- Map of the Malibu Rapids
- Location: South end of Princess Louisa Inlet, New Westminster Land District
- Coordinates: 50°9′50.91″N 123°50′58.97″W﻿ / ﻿50.1641417°N 123.8497139°W
- Basin countries: British Columbia, Canada
- Max. depth: 13 m (43 ft)

= Malibu Rapids (British Columbia) =

The Malibu Rapids forms the entrance to Princess Louisa Inlet and is also connected to the Jervis Inlet. The tidal flow of both inlets pass through this narrow and shallow passage that creates a fast moving (approximately 9 kn) and strong tidal rapids during the peak flows. At slack tide, the entrance is virtually flat calm similar to the
Skookumchuck Narrows near the entrance of the Jervis Inlet.
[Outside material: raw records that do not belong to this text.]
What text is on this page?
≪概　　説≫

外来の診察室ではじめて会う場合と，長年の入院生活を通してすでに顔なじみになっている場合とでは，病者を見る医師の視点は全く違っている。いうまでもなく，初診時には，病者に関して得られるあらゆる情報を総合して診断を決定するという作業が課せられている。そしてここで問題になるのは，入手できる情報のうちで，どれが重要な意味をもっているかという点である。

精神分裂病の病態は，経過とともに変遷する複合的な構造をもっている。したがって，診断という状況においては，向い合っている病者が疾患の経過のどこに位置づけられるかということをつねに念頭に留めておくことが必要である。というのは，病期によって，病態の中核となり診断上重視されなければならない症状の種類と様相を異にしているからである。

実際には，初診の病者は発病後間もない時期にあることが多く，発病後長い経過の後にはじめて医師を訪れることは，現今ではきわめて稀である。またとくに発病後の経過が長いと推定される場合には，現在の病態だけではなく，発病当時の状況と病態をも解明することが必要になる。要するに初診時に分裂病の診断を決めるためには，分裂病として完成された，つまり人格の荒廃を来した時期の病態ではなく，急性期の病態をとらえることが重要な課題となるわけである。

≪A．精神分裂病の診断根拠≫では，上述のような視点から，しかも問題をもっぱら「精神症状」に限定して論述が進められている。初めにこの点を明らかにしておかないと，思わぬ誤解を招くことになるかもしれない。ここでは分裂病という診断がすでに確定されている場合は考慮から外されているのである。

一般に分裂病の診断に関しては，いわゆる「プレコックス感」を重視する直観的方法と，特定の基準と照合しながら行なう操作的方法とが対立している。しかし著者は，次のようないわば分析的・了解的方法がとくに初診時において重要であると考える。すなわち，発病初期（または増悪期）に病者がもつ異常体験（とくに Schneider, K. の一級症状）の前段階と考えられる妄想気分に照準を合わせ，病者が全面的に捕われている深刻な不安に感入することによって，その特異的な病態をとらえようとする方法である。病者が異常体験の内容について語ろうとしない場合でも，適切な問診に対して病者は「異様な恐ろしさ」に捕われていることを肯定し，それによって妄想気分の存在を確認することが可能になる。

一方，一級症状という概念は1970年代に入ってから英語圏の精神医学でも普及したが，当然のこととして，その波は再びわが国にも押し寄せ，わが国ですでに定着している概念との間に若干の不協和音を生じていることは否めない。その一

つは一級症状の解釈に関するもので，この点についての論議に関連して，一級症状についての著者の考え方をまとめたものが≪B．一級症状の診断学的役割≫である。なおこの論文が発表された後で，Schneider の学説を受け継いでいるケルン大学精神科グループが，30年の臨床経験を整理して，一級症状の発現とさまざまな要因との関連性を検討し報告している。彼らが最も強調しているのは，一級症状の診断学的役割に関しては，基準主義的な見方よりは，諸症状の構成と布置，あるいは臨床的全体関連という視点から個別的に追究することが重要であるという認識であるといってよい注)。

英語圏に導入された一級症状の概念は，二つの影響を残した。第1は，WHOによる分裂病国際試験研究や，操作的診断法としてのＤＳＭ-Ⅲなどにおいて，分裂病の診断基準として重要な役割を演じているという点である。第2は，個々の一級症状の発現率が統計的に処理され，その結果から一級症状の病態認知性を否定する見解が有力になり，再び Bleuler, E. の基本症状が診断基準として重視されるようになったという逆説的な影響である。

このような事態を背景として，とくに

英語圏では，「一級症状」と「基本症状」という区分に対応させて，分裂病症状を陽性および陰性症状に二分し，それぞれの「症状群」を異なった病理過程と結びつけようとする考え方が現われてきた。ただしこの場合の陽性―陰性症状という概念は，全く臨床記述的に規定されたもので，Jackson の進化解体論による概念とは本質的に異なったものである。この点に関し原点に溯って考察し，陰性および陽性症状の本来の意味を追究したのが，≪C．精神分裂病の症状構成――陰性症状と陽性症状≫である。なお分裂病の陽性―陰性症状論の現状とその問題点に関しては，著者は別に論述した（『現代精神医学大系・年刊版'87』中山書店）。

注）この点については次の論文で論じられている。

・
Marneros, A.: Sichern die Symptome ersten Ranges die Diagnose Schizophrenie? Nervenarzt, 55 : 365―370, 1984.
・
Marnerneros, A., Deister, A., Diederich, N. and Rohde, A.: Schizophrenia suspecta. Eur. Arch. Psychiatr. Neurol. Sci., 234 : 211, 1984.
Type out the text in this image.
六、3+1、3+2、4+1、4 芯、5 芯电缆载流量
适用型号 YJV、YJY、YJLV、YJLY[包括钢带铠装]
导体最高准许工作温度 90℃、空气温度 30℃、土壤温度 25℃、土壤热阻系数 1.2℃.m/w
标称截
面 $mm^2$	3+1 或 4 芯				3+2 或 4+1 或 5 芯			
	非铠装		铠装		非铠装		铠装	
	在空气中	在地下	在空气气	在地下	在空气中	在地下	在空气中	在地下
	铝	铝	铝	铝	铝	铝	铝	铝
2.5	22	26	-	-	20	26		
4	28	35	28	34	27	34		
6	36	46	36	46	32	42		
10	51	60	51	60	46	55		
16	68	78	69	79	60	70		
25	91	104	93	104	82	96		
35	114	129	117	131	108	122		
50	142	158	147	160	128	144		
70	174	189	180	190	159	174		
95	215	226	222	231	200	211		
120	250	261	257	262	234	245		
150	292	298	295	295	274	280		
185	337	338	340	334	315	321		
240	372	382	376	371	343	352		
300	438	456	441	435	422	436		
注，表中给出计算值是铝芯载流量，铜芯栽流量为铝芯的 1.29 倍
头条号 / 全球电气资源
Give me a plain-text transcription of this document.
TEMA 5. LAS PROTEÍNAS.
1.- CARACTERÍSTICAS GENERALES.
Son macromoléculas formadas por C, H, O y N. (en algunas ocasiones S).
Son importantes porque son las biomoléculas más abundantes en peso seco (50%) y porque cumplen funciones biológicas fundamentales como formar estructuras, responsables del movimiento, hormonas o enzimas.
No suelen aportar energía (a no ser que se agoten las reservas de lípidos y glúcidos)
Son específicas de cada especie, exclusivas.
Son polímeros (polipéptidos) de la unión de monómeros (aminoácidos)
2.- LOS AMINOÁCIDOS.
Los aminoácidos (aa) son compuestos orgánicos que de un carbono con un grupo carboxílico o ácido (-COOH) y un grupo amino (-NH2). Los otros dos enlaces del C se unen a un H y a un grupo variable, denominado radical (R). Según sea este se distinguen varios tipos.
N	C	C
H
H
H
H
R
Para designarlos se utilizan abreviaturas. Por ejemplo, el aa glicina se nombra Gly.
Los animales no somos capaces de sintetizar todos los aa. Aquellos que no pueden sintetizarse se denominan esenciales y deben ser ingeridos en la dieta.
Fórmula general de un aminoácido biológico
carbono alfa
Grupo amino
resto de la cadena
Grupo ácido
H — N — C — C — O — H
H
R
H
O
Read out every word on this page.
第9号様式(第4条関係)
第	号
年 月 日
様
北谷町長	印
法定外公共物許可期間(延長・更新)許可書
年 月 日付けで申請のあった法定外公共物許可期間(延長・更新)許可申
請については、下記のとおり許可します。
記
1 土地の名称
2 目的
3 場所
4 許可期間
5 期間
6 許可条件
The way to determine the direction of the tidal flow at the narrows is to observe the direction in which the tide is flowing. If the tidal flow is heading toward the
Jervis Inlet then the tide is going out (low tide). But if the flow is moving toward Princess Louisa Inlet the tide it is coming in (high tide).

The entrance is large enough to allow marine traffic through. The narrow passage is defined by Malibu Isle and a System B type Lateral navigation beacon on the Jervis Inlet side and Malibu and the mainland on the Princess Louisa Inlet side.